10b5-1 cooling-off period
Also: cooling-off period, 10b5-1 cooling off, 10b5-1 waiting period
A minimum waiting period between adopting or modifying a 10b5-1 plan and the first trade under that plan. 90 days for officers and directors, 30 days for other employees; new plans after a prior cycle require 120 days.
The cooling-off period is the SEC-mandated waiting window between the date a 10b5-1 plan is adopted (or materially modified) and the first trade under that plan. Under the 2022 amendments to Rule 10b5-1, officers and directors must wait at least 90 days before the first trade, and 120 days if the prior plan terminated in the same 12-month period. Non-insider employees wait 30 days. The cooling-off period gives a clean window where the information environment has turned over before automated trading begins.

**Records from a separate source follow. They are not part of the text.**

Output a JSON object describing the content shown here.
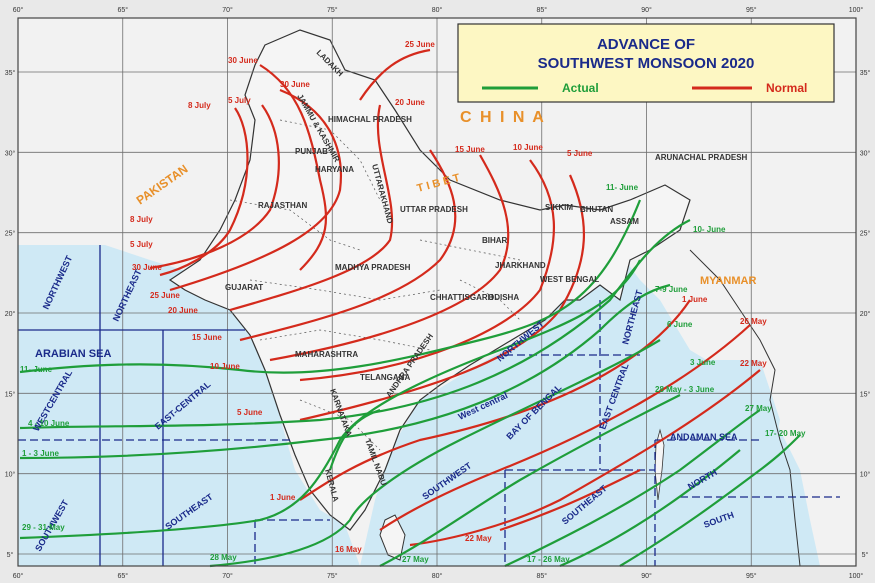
{
  "legend": {
    "title_line1": "ADVANCE OF",
    "title_line2": "SOUTHWEST MONSOON 2020",
    "actual_label": "Actual",
    "normal_label": "Normal",
    "actual_color": "#1f9e3a",
    "normal_color": "#d42a1c"
  },
  "colors": {
    "sea": "#cfe9f5",
    "land": "#f2f2f2",
    "grid": "#6e6e6e",
    "label_orange": "#e8902a",
    "sea_grid_border": "#1a2a8a"
  },
  "longitude_labels": [
    "60°",
    "65°",
    "70°",
    "75°",
    "80°",
    "85°",
    "90°",
    "95°",
    "100°"
  ],
  "latitude_labels": [
    "35°",
    "30°",
    "25°",
    "20°",
    "15°",
    "10°",
    "5°"
  ],
  "countries": {
    "china": "C H I N A",
    "pakistan": "PAKISTAN",
    "myanmar": "MYANMAR",
    "tibet": "T I B E T"
  },
  "states": [
    "LADAKH",
    "JAMMU & KASHMIR",
    "HIMACHAL PRADESH",
    "PUNJAB",
    "HARYANA",
    "UTTARAKHAND",
    "RAJASTHAN",
    "UTTAR PRADESH",
    "BIHAR",
    "MADHYA PRADESH",
    "GUJARAT",
    "JHARKHAND",
    "CHHATTISGARH",
    "ODISHA",
    "WEST BENGAL",
    "MAHARASHTRA",
    "TELANGANA",
    "ANDHRA PRADESH",
    "KARNATAKA",
    "KERALA",
    "TAMIL NADU",
    "ARUNACHAL PRADESH",
    "BHUTAN",
    "ASSAM",
    "SIKKIM"
  ],
  "sea_regions": {
    "arabian_sea": "ARABIAN SEA",
    "northwest": "NORTHWEST",
    "northeast": "NORTHEAST",
    "westcentral": "WESTCENTRAL",
    "eastcentral_arabian": "EAST-CENTRAL",
    "southwest_arabian": "SOUTHWEST",
    "southeast_arabian": "SOUTHEAST",
    "bay_of_bengal": "BAY OF BENGAL",
    "westcentral_bay": "West central",
    "northwest_bay": "NORTHWEST",
    "northeast_bay": "NORTHEAST",
    "eastcentral_bay": "EAST CENTRAL",
    "southwest_bay": "SOUTHWEST",
    "southeast_bay": "SOUTHEAST",
    "andaman_sea": "ANDAMAN SEA",
    "north_andaman": "NORTH",
    "south_andaman": "SOUTH"
  },
  "normal_dates": [
    "25 June",
    "30 June",
    "8 July",
    "5 July",
    "30 June",
    "20 June",
    "15 June",
    "10 June",
    "5 June",
    "8 July",
    "5 July",
    "30 June",
    "25 June",
    "20 June",
    "15 June",
    "10 June",
    "5 June",
    "1 June",
    "1 June",
    "26 May",
    "22 May",
    "22 May",
    "16 May"
  ],
  "actual_dates": [
    "11- June",
    "10- June",
    "7-9 June",
    "6 June",
    "3 June",
    "28 May - 3 June",
    "27 May",
    "17- 20 May",
    "11- June",
    "4 - 10 June",
    "1 - 3 June",
    "29 - 31 May",
    "28 May",
    "27 May",
    "17 - 26 May"
  ]
}
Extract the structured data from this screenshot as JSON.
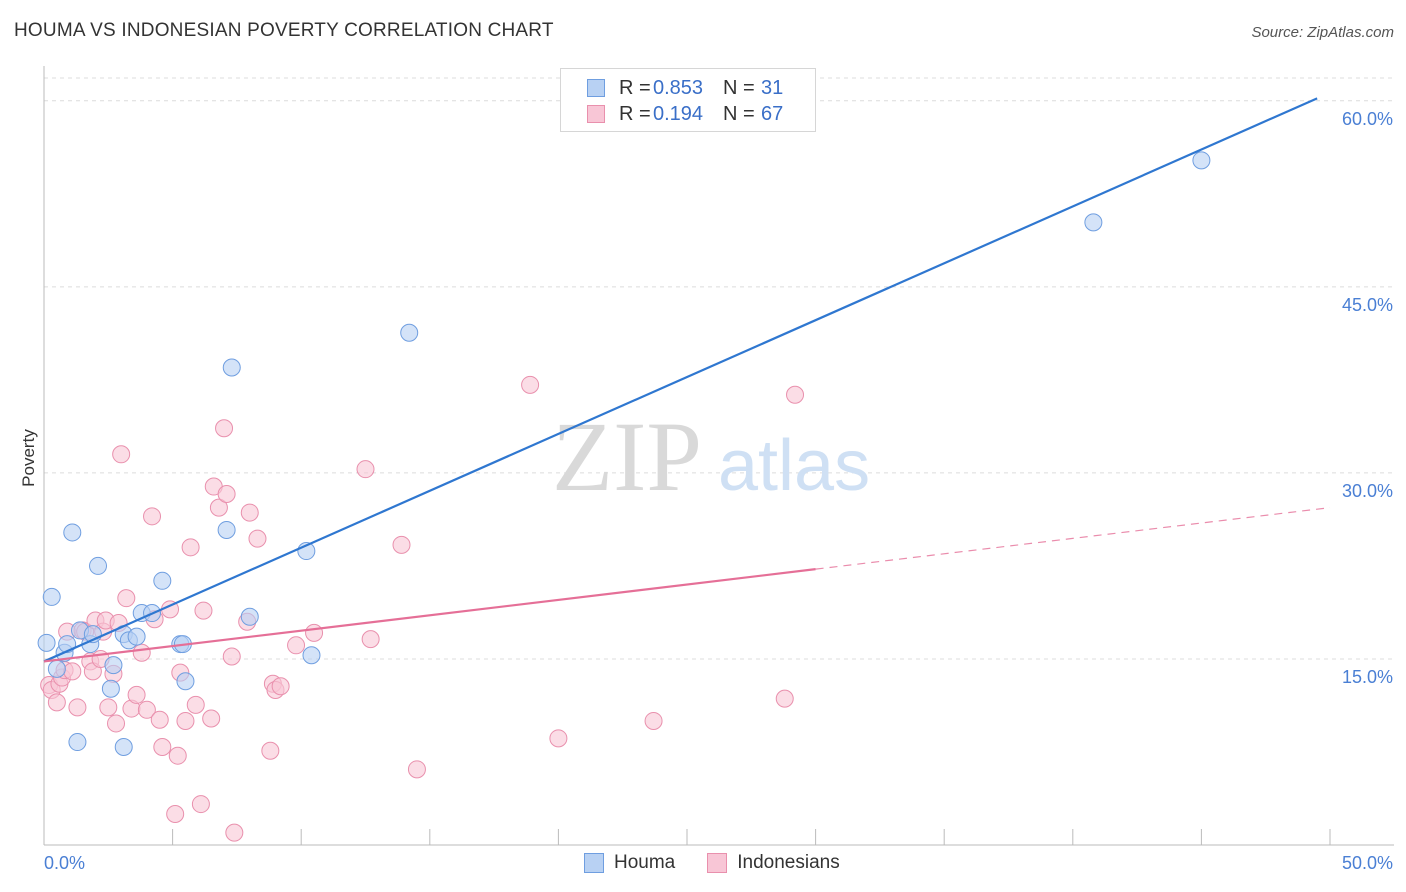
{
  "header": {
    "title": "HOUMA VS INDONESIAN POVERTY CORRELATION CHART",
    "source": "Source: ZipAtlas.com"
  },
  "watermark": {
    "zip": "ZIP",
    "atlas": "atlas"
  },
  "legend": {
    "rows": [
      {
        "r_label": "R =",
        "r_value": "0.853",
        "n_label": "N =",
        "n_value": "31"
      },
      {
        "r_label": "R =",
        "r_value": "0.194",
        "n_label": "N =",
        "n_value": "67"
      }
    ]
  },
  "bottom_legend": {
    "houma": "Houma",
    "indonesians": "Indonesians"
  },
  "colors": {
    "houma_fill": "#b8d1f3",
    "houma_stroke": "#6f9ee0",
    "houma_line": "#2f77d0",
    "indo_fill": "#f8c6d6",
    "indo_stroke": "#e990ad",
    "indo_line": "#e56f97",
    "grid": "#dcdcdc",
    "tick_text": "#4a7fd4"
  },
  "chart_data": {
    "type": "scatter",
    "title": "HOUMA VS INDONESIAN POVERTY CORRELATION CHART",
    "xlabel": "",
    "ylabel": "Poverty",
    "xlim": [
      0,
      50
    ],
    "ylim": [
      0,
      62
    ],
    "x_tick_labels": [
      "0.0%",
      "50.0%"
    ],
    "y_ticks": [
      15,
      30,
      45,
      60
    ],
    "y_tick_labels": [
      "15.0%",
      "30.0%",
      "45.0%",
      "60.0%"
    ],
    "grid": true,
    "series": [
      {
        "name": "Houma",
        "r": 0.853,
        "n": 31,
        "trend": {
          "x": [
            0,
            49.5
          ],
          "y": [
            14.8,
            60.2
          ],
          "dashed_from": null
        },
        "points": [
          [
            0.1,
            16.3
          ],
          [
            0.3,
            20.0
          ],
          [
            0.5,
            14.2
          ],
          [
            0.8,
            15.5
          ],
          [
            0.9,
            16.2
          ],
          [
            1.1,
            25.2
          ],
          [
            1.3,
            8.3
          ],
          [
            1.4,
            17.3
          ],
          [
            1.8,
            16.2
          ],
          [
            1.9,
            17.0
          ],
          [
            2.1,
            22.5
          ],
          [
            2.6,
            12.6
          ],
          [
            2.7,
            14.5
          ],
          [
            3.1,
            7.9
          ],
          [
            3.1,
            17.0
          ],
          [
            3.3,
            16.5
          ],
          [
            3.6,
            16.8
          ],
          [
            3.8,
            18.7
          ],
          [
            4.2,
            18.7
          ],
          [
            4.6,
            21.3
          ],
          [
            5.3,
            16.2
          ],
          [
            5.4,
            16.2
          ],
          [
            5.5,
            13.2
          ],
          [
            7.1,
            25.4
          ],
          [
            7.3,
            38.5
          ],
          [
            8.0,
            18.4
          ],
          [
            10.2,
            23.7
          ],
          [
            10.4,
            15.3
          ],
          [
            14.2,
            41.3
          ],
          [
            40.8,
            50.2
          ],
          [
            45.0,
            55.2
          ]
        ]
      },
      {
        "name": "Indonesians",
        "r": 0.194,
        "n": 67,
        "trend": {
          "x": [
            0,
            50
          ],
          "y": [
            14.8,
            27.2
          ],
          "dashed_from": 30
        },
        "points": [
          [
            0.2,
            12.9
          ],
          [
            0.3,
            12.5
          ],
          [
            0.5,
            11.5
          ],
          [
            0.6,
            13.0
          ],
          [
            0.7,
            13.5
          ],
          [
            0.8,
            14.1
          ],
          [
            0.9,
            17.2
          ],
          [
            1.1,
            14.0
          ],
          [
            1.3,
            11.1
          ],
          [
            1.5,
            17.3
          ],
          [
            1.6,
            17.2
          ],
          [
            1.8,
            14.8
          ],
          [
            1.9,
            14.0
          ],
          [
            2.0,
            18.1
          ],
          [
            2.2,
            15.0
          ],
          [
            2.3,
            17.2
          ],
          [
            2.4,
            18.1
          ],
          [
            2.5,
            11.1
          ],
          [
            2.7,
            13.8
          ],
          [
            2.8,
            9.8
          ],
          [
            2.9,
            17.9
          ],
          [
            3.0,
            31.5
          ],
          [
            3.2,
            19.9
          ],
          [
            3.4,
            11.0
          ],
          [
            3.6,
            12.1
          ],
          [
            3.8,
            15.5
          ],
          [
            4.0,
            10.9
          ],
          [
            4.2,
            26.5
          ],
          [
            4.3,
            18.2
          ],
          [
            4.5,
            10.1
          ],
          [
            4.6,
            7.9
          ],
          [
            4.9,
            19.0
          ],
          [
            5.1,
            2.5
          ],
          [
            5.2,
            7.2
          ],
          [
            5.3,
            13.9
          ],
          [
            5.5,
            10.0
          ],
          [
            5.7,
            24.0
          ],
          [
            5.9,
            11.3
          ],
          [
            6.1,
            3.3
          ],
          [
            6.2,
            18.9
          ],
          [
            6.5,
            10.2
          ],
          [
            6.6,
            28.9
          ],
          [
            6.8,
            27.2
          ],
          [
            7.0,
            33.6
          ],
          [
            7.1,
            28.3
          ],
          [
            7.3,
            15.2
          ],
          [
            7.4,
            1.0
          ],
          [
            7.9,
            18.0
          ],
          [
            8.0,
            26.8
          ],
          [
            8.3,
            24.7
          ],
          [
            8.8,
            7.6
          ],
          [
            8.9,
            13.0
          ],
          [
            9.0,
            12.5
          ],
          [
            9.2,
            12.8
          ],
          [
            9.8,
            16.1
          ],
          [
            10.5,
            17.1
          ],
          [
            12.5,
            30.3
          ],
          [
            12.7,
            16.6
          ],
          [
            13.9,
            24.2
          ],
          [
            14.5,
            6.1
          ],
          [
            18.9,
            37.1
          ],
          [
            20.0,
            8.6
          ],
          [
            23.7,
            10.0
          ],
          [
            28.8,
            11.8
          ],
          [
            29.2,
            36.3
          ]
        ]
      }
    ]
  }
}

Example: a senior VP adopts a 10b5-1 plan on February 3 for 1,000-share monthly sales starting on the 10th of each month. The first eligible trade date is May 4, 90 days later. The plan executes on May 10 for the first trade and continues monthly.
Common mistake: pairing 10b5-1 adoption with an earnings release or material announcement. The SEC scrutinizes plans adopted just before positive news. Adopt the plan well inside a quiet information period to keep the affirmative defense intact.
Cooling-off periods matter at plan adoption, at modification, and when a plan is terminated and replaced mid-year.